Tezkiye'nin, Risalet programının en önemli maddesi olduğu, Kuraırda şu şekilde belirtilir:
“O (Allah) Kitap ile ilgisiz bir topluma kendi içlerinden, kendilerine
Allah'ın mesajlarını ileten, onları arındırıp tertemiz kılan, ilahi kelamı ve
hikmeti öğreten bir elçi göndermiştir.....” [4]
Görüldüğü gibi tezkiye, kötülüklerden arınmış bir kişiliğe sahip olmak için, en
önemli aşamadır. İnsan her anı, nefsini arındırma, kendini yenileme ve kişiliğini
geliştirme için bir fırsat bilmelidir. Özellikle mübarek günler ve aylar,
arınma için en uygun zamanlardır. Oruç, namaz ve zekât gibi ibadetlerle iyice
kökleşen iman, davranışla bütünleşir. İman-amel birlikteliği de dinin hayata
akışını sağlar. Bu akış, bir nevi manevi kan dolaşımıdır. Bu manevi dolaşımda
insan nefsi kötülüklerden arınır, İslami kişilik
bununla diri kalır ve adeta yıkılmaz bir kale halini alır. Zaman insanı ölüme
doğru götürürken, iman ve ibadetle ihya edilen günler, insan için kendine
geliş ve yeni bir diriliş anı olur. Bu dünyada arınmayı başaran, ahirette mutluluğa ulaşır ve bütün yollar sonunda Allah'a
varır. [5]
Kur’an, insanın Allah tarafından en güzel biçimde yaratıldığını
ve değerli kılındığını bildirir. [6] Ancak
o, aklını ve iradesini yanlış yönde kullanıp inancının gereğini yerine
getirmeyenlerin, tatminsiz bir karaktere sahip olduklarını, [7] bu
yüzden yaratıkların en aşağı derecesine düşebileceklerine dikkat çeker. [8] Şu
halde her şey, insanın yeteneklerini iyi veya kötü yönde kullanmasına
bağlıdır. Çünkü iyi ve kötünün, erdem ve kusurun yolu, insan tarafından daha
önceden bilinmektedir. [9] Eğilim,
insanı kötülüğe teşvik edebilir; [10]
fakat insan eğilimlerine hakim olabilecek güç ve kabiliyete sahiptir. [11]
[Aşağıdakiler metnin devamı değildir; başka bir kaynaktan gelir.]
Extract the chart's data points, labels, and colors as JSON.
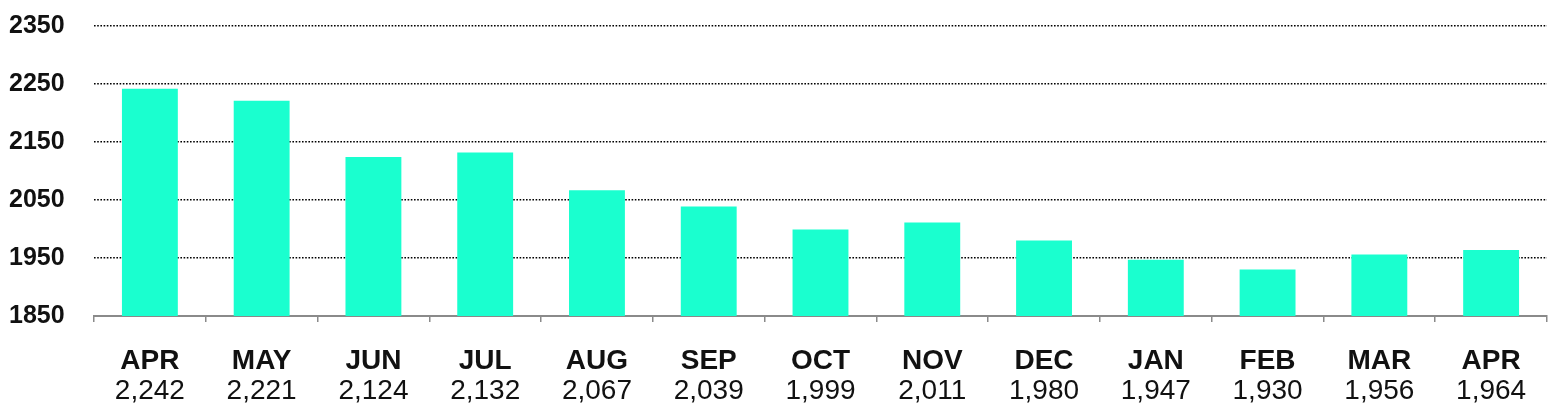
{
  "chart_data": {
    "type": "bar",
    "categories": [
      "APR",
      "MAY",
      "JUN",
      "JUL",
      "AUG",
      "SEP",
      "OCT",
      "NOV",
      "DEC",
      "JAN",
      "FEB",
      "MAR",
      "APR"
    ],
    "values": [
      2242,
      2221,
      2124,
      2132,
      2067,
      2039,
      1999,
      2011,
      1980,
      1947,
      1930,
      1956,
      1964
    ],
    "value_labels": [
      "2,242",
      "2,221",
      "2,124",
      "2,132",
      "2,067",
      "2,039",
      "1,999",
      "2,011",
      "1,980",
      "1,947",
      "1,930",
      "1,956",
      "1,964"
    ],
    "color": "#1affcf",
    "ylim": [
      1850,
      2350
    ],
    "yticks": [
      1850,
      1950,
      2050,
      2150,
      2250,
      2350
    ],
    "grid": "y"
  }
}
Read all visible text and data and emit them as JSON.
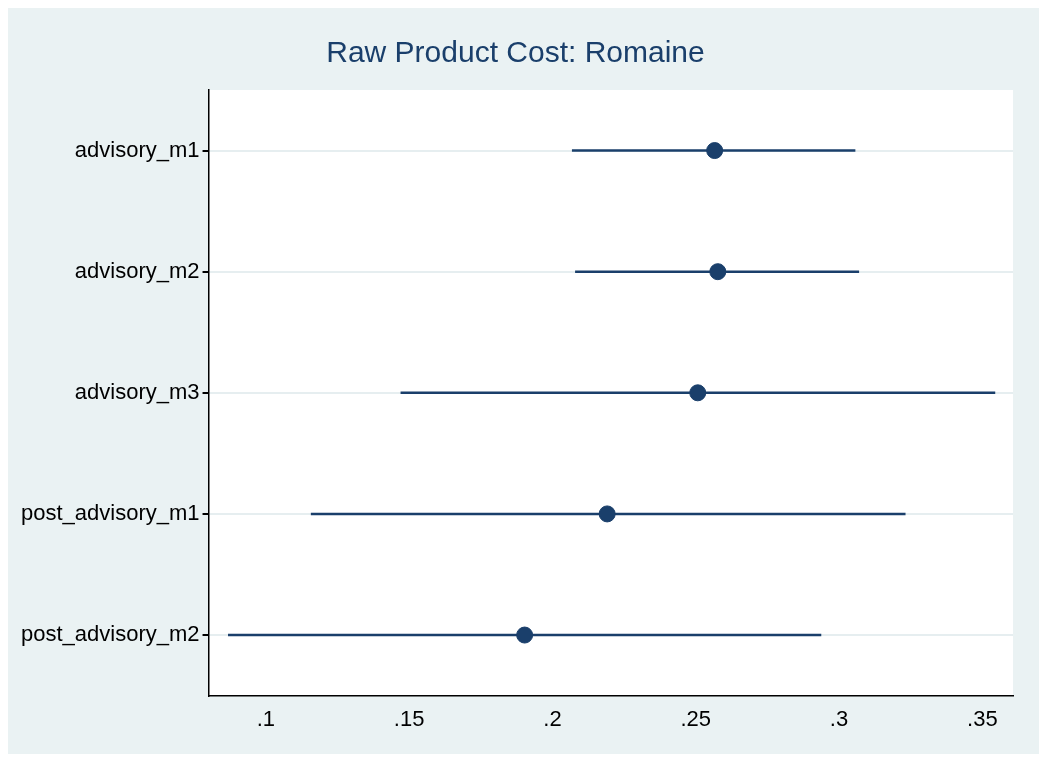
{
  "chart_data": {
    "type": "scatter",
    "orientation": "horizontal",
    "title": "Raw Product Cost: Romaine",
    "categories": [
      "advisory_m1",
      "advisory_m2",
      "advisory_m3",
      "post_advisory_m1",
      "post_advisory_m2"
    ],
    "values": [
      0.2566,
      0.2577,
      0.2507,
      0.2191,
      0.1903
    ],
    "errors": [
      [
        0.2068,
        0.3057
      ],
      [
        0.2079,
        0.307
      ],
      [
        0.147,
        0.3545
      ],
      [
        0.1157,
        0.3232
      ],
      [
        0.0868,
        0.2938
      ]
    ],
    "color": "#1a3f6b",
    "marker": "circle",
    "xlim": [
      0.08,
      0.3607
    ],
    "xticks": [
      {
        "value": 0.1,
        "label": ".1"
      },
      {
        "value": 0.15,
        "label": ".15"
      },
      {
        "value": 0.2,
        "label": ".2"
      },
      {
        "value": 0.25,
        "label": ".25"
      },
      {
        "value": 0.3,
        "label": ".3"
      },
      {
        "value": 0.35,
        "label": ".35"
      }
    ],
    "grid": "y",
    "legend": false
  }
}
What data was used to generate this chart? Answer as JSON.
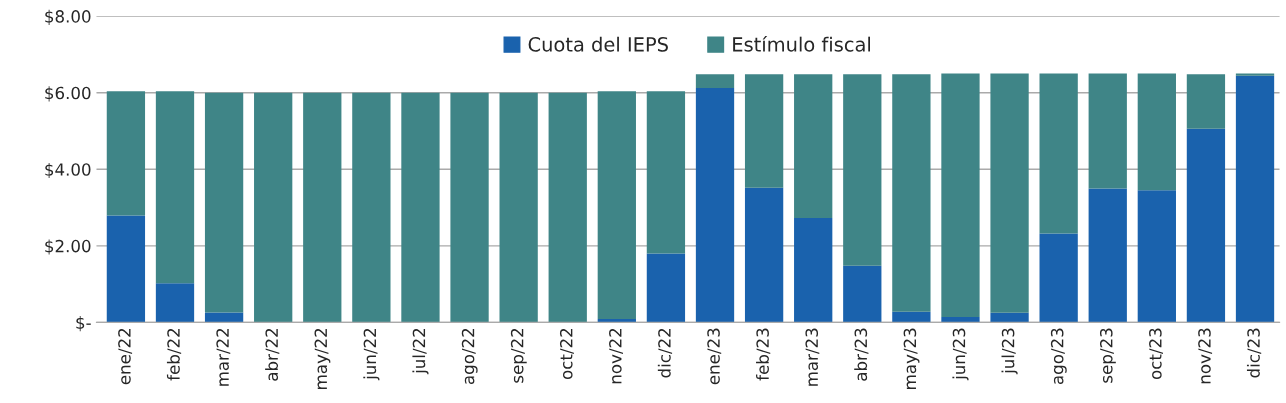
{
  "chart_data": {
    "type": "bar",
    "stacked": true,
    "categories": [
      "ene/22",
      "feb/22",
      "mar/22",
      "abr/22",
      "may/22",
      "jun/22",
      "jul/22",
      "ago/22",
      "sep/22",
      "oct/22",
      "nov/22",
      "dic/22",
      "ene/23",
      "feb/23",
      "mar/23",
      "abr/23",
      "may/23",
      "jun/23",
      "jul/23",
      "ago/23",
      "sep/23",
      "oct/23",
      "nov/23",
      "dic/23"
    ],
    "series": [
      {
        "name": "Cuota del IEPS",
        "color": "#1a62ad",
        "values": [
          2.79,
          1.02,
          0.26,
          0,
          0,
          0,
          0,
          0,
          0,
          0,
          0.09,
          1.8,
          6.12,
          3.52,
          2.73,
          1.48,
          0.28,
          0.14,
          0.25,
          2.32,
          3.5,
          3.45,
          5.06,
          6.44
        ]
      },
      {
        "name": "Estímulo fiscal",
        "color": "#3f8587",
        "values": [
          3.25,
          5.02,
          5.74,
          6.0,
          6.0,
          6.0,
          6.0,
          6.0,
          6.0,
          6.0,
          5.95,
          4.24,
          0.36,
          2.96,
          3.75,
          5.0,
          6.2,
          6.36,
          6.25,
          4.18,
          3.0,
          3.05,
          1.42,
          0.06
        ]
      }
    ],
    "ylim": [
      0,
      8
    ],
    "yticks": [
      {
        "value": 0,
        "label": "$-"
      },
      {
        "value": 2,
        "label": "$2.00"
      },
      {
        "value": 4,
        "label": "$4.00"
      },
      {
        "value": 6,
        "label": "$6.00"
      },
      {
        "value": 8,
        "label": "$8.00"
      }
    ],
    "grid": "y",
    "legend": "top"
  }
}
Görüldüğü gibi, insani ve İslami yaşayışın evrensel
karakteri Kur’an tarafından tesis edilmiş, vazife de
insana imkân ölçüsünde verilmiştir. [12]
İnsana, gücünün üstünde bir yükümlülük yüklenmemiş, fakat ondan bütün gücüyle
"Allah'a kulluk" etmesi istenmiştir. [13]
Öyleyse insan bütün gücünü, Allah'a kulluk idealinin hizmetine sunmalıdır.
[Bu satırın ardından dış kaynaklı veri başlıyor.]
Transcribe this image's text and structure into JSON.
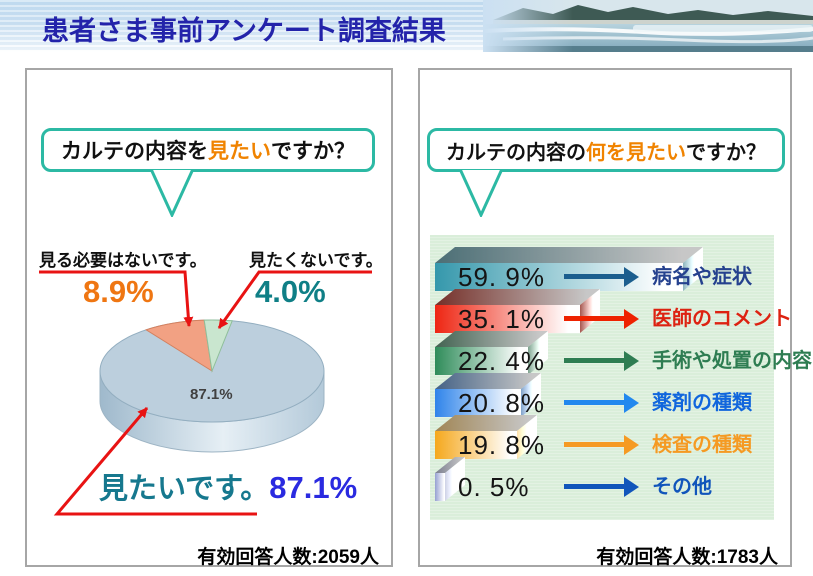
{
  "header": {
    "title": "患者さま事前アンケート調査結果"
  },
  "colors": {
    "title": "#2323aa",
    "bubble_border": "#2cb9a4",
    "question_highlight": "#f08300",
    "callout_red": "#e81313",
    "pct_no_need": "#ef7612",
    "pct_dont_want": "#0f7f86",
    "want_text": "#16788e",
    "want_pct": "#2a2ae0",
    "panel_border": "#a6a6a6",
    "bar_chart_background": "#daeeda"
  },
  "left_panel": {
    "question": {
      "pre": "カルテの内容を",
      "highlight": "見たい",
      "post": "ですか？"
    },
    "callout_no_need": {
      "label": "見る必要はないです。",
      "pct": "8.9%"
    },
    "callout_dont_want": {
      "label": "見たくないです。",
      "pct": "4.0%"
    },
    "callout_want": {
      "label": "見たいです。",
      "pct": "87.1%"
    },
    "pie_inner_label": "87.1%",
    "footer": "有効回答人数:2059人"
  },
  "right_panel": {
    "question": {
      "pre": "カルテの内容の",
      "highlight": "何を見たい",
      "post": "ですか？"
    },
    "rows": [
      {
        "pct": "59. 9%",
        "label": "病名や症状",
        "color": "#1b5e8e",
        "label_color": "#25418e"
      },
      {
        "pct": "35. 1%",
        "label": "医師のコメント",
        "color": "#ee2200",
        "label_color": "#dd2211"
      },
      {
        "pct": "22. 4%",
        "label": "手術や処置の内容",
        "color": "#2e7d52",
        "label_color": "#2e7d52"
      },
      {
        "pct": "20. 8%",
        "label": "薬剤の種類",
        "color": "#2288ee",
        "label_color": "#1166dd"
      },
      {
        "pct": "19. 8%",
        "label": "検査の種類",
        "color": "#f59a23",
        "label_color": "#f59a23"
      },
      {
        "pct": "0. 5%",
        "label": "その他",
        "color": "#1155bb",
        "label_color": "#1155bb"
      }
    ],
    "footer": "有効回答人数:1783人"
  },
  "chart_data": [
    {
      "type": "pie",
      "title": "カルテの内容を見たいですか？",
      "labels": [
        "見たいです。",
        "見る必要はないです。",
        "見たくないです。"
      ],
      "values": [
        87.1,
        8.9,
        4.0
      ],
      "unit": "%",
      "colors": [
        "#bccfdd",
        "#f2a183",
        "#c9e6cf"
      ],
      "style": "3d-pie",
      "note": "有効回答人数:2059人"
    },
    {
      "type": "bar",
      "orientation": "horizontal",
      "title": "カルテの内容の何を見たいですか？",
      "categories": [
        "病名や症状",
        "医師のコメント",
        "手術や処置の内容",
        "薬剤の種類",
        "検査の種類",
        "その他"
      ],
      "values": [
        59.9,
        35.1,
        22.4,
        20.8,
        19.8,
        0.5
      ],
      "unit": "%",
      "colors": [
        "#3598ac",
        "#ee2613",
        "#2f8c5a",
        "#2f84ea",
        "#f5a81d",
        "#96a0d2"
      ],
      "xlim": [
        0,
        65
      ],
      "grid": false,
      "legend": false,
      "note": "有効回答人数:1783人"
    }
  ]
}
Çünkü şerefli akıbetler, nefsini süfli heveslerden alıkoyup onu ıslah etmesini
bilenlere tahsis edilmiştir. Günahlardan arınanın ve sakınanın varacağı yer,
cennettir. [14]
[1] Şems: 91/9
[2] Fahrettin Yıldız, Kur’an
Aydınlığında Hayatı Doğru Yaşamak, İşaret Yayınları: 175.
[3] Bkz. İbn
Manzur. Lisanu'l Arab, XIV, 358
[4] Cuma: 62/2
[5] Bkz. A’la:
87/14; Fatır: 35/18
[6] Bkz. Rahman: 55/3;Tin: 95/4;
İsra: 17/70
[7] Bkz. Mearic.
70/19-21
[8] Bkz. Tin: 95/5; Araf: 7/179
[9] Bkz. Beled:
90/8-10; Şems: 91/8
[10] Bkz.Yusuf: 12/53
[11] Bkz. Naziat:
79/40
[12] Bkz. Bakara: 2/286
[13] Bkz.Teğabun:
64/16
[14] Bkz. Naziat:
79/40-41 Fahrettin Yıldız, Kur’an Aydınlığında Hayatı
Doğru Yaşamak, İşaret Yayınları: 175-176.